How do I prove this set is completely bounded?

Question

Let $K \in C([0,1]\times[0,1])$. For $f \in C([0,1])$, define:

$$Tf(x) = \int_{0}^{1} K(x,y)\ f(y) \ dy, \ \ \ \ x \in [0,1]$$.

With $||f||_{\infty} := sup_{x \in [0,1]} |f(x)|$ norm, prove that the set

$$\{Tf : f \in C ([0,1]), \ ||f||_{\infty} \le 1 \}$$

is completely bounded in $C([0,1])$.

I tried using Arzela-Ascoli but couldn't prove it.

Answer 1

You mean "totally bounded" as in "can be covered by finitely many subsets of any fixed 'size'". Which is a given if the set is pre-compact.
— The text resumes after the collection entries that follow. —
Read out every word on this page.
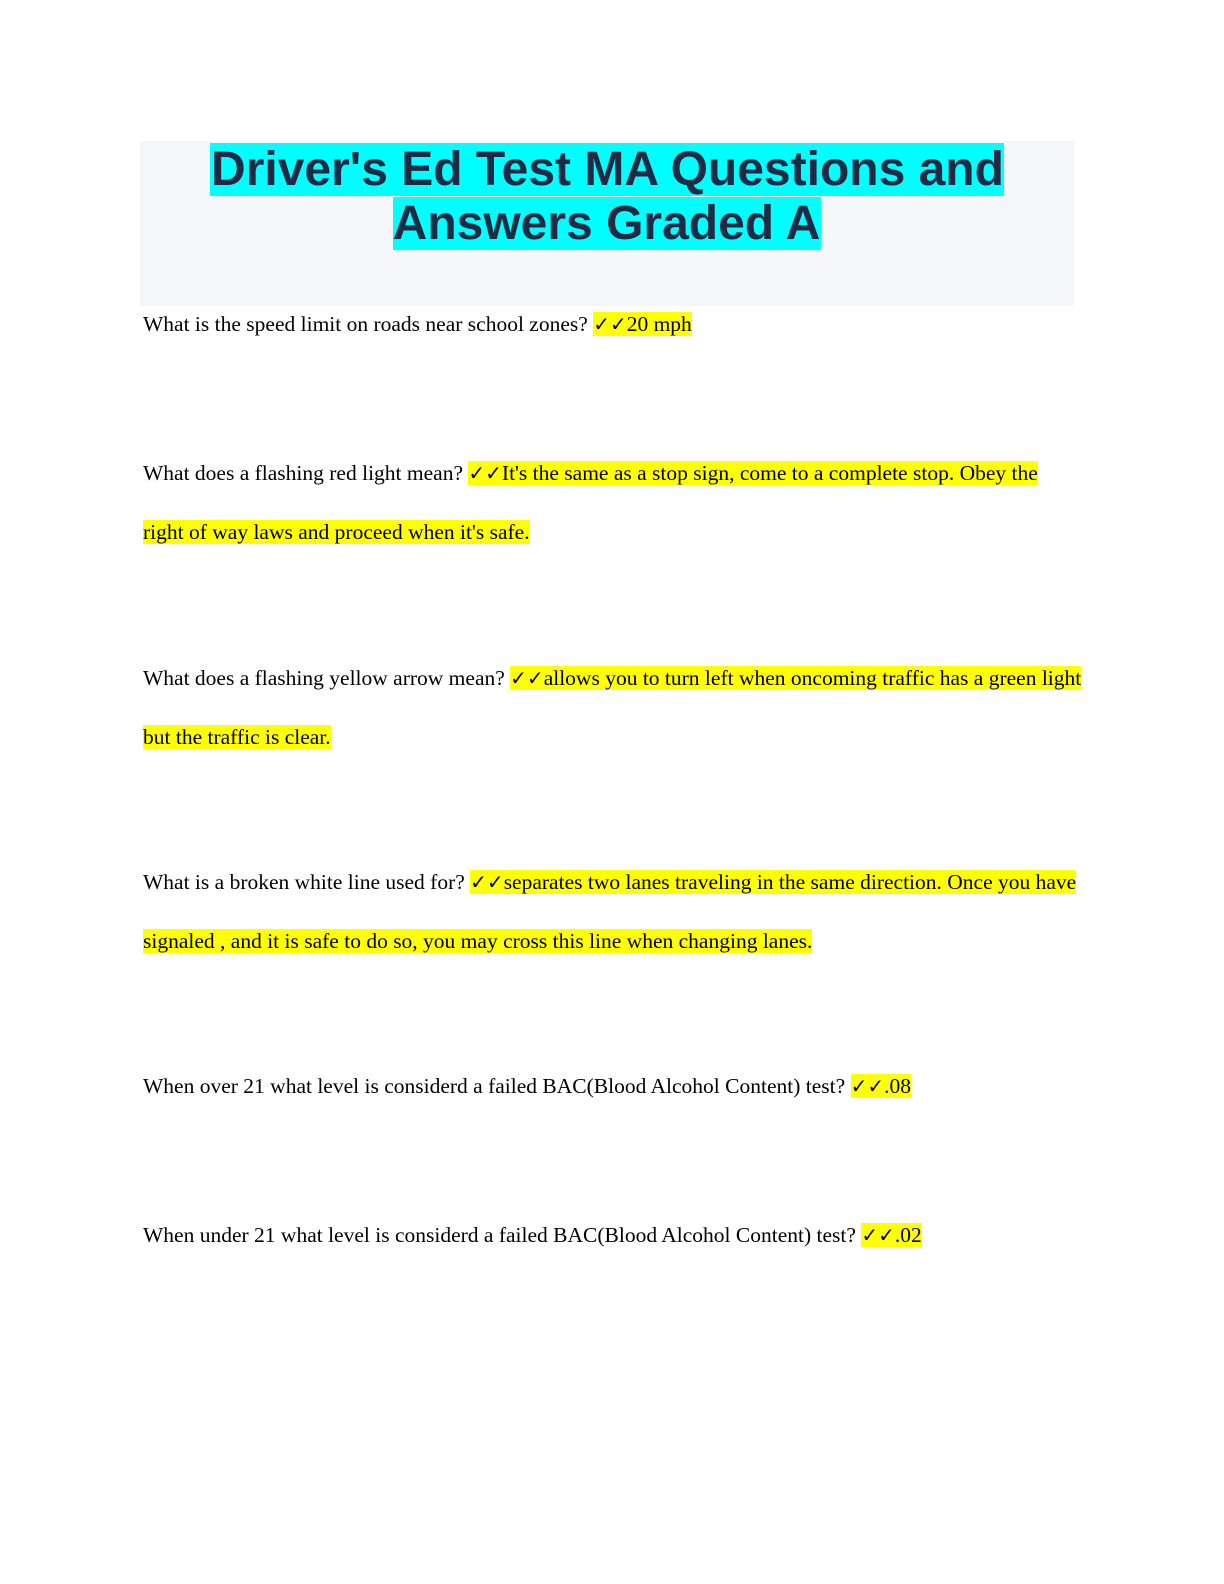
Driver's Ed Test MA Questions and Answers Graded A

What is the speed limit on roads near school zones? ✓✓20 mph

What does a flashing red light mean? ✓✓It's the same as a stop sign, come to a complete stop. Obey the right of way laws and proceed when it's safe.

What does a flashing yellow arrow mean? ✓✓allows you to turn left when oncoming traffic has a green light but the traffic is clear.

What is a broken white line used for? ✓✓separates two lanes traveling in the same direction. Once you have signaled , and it is safe to do so, you may cross this line when changing lanes.

When over 21 what level is considerd a failed BAC(Blood Alcohol Content) test? ✓✓.08

When under 21 what level is considerd a failed BAC(Blood Alcohol Content) test? ✓✓.02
Whence the use of Arzela-Ascoli makes sense.

As \begin{align} |(Tf)(y)-(Tf)(x)|&\le\int_0^1|K(y,s)-K(x,s)|·|f(s)|\,ds\\ &\le\int_0^1|K(y,s)-K(x,s)|\,ds \end{align} the uniform continuity of $K$ on the compact set $[0,1]^2$ translates into the equi-continuity of the image of the unit ball.

Answer 2

Let $M$ be the maximum of $|K|$ on $[0,1] \times [0,1]$. For $f$ with $||f||_{\infty} \le 1$ we get

$|(Tf)(x)| \le \int_0^1 M ||f||_{\infty} dx =M ||f||_{\infty} \le M$ for all $x \in [0,1]$

Thus: $ ||Tf||_{\infty} \le M$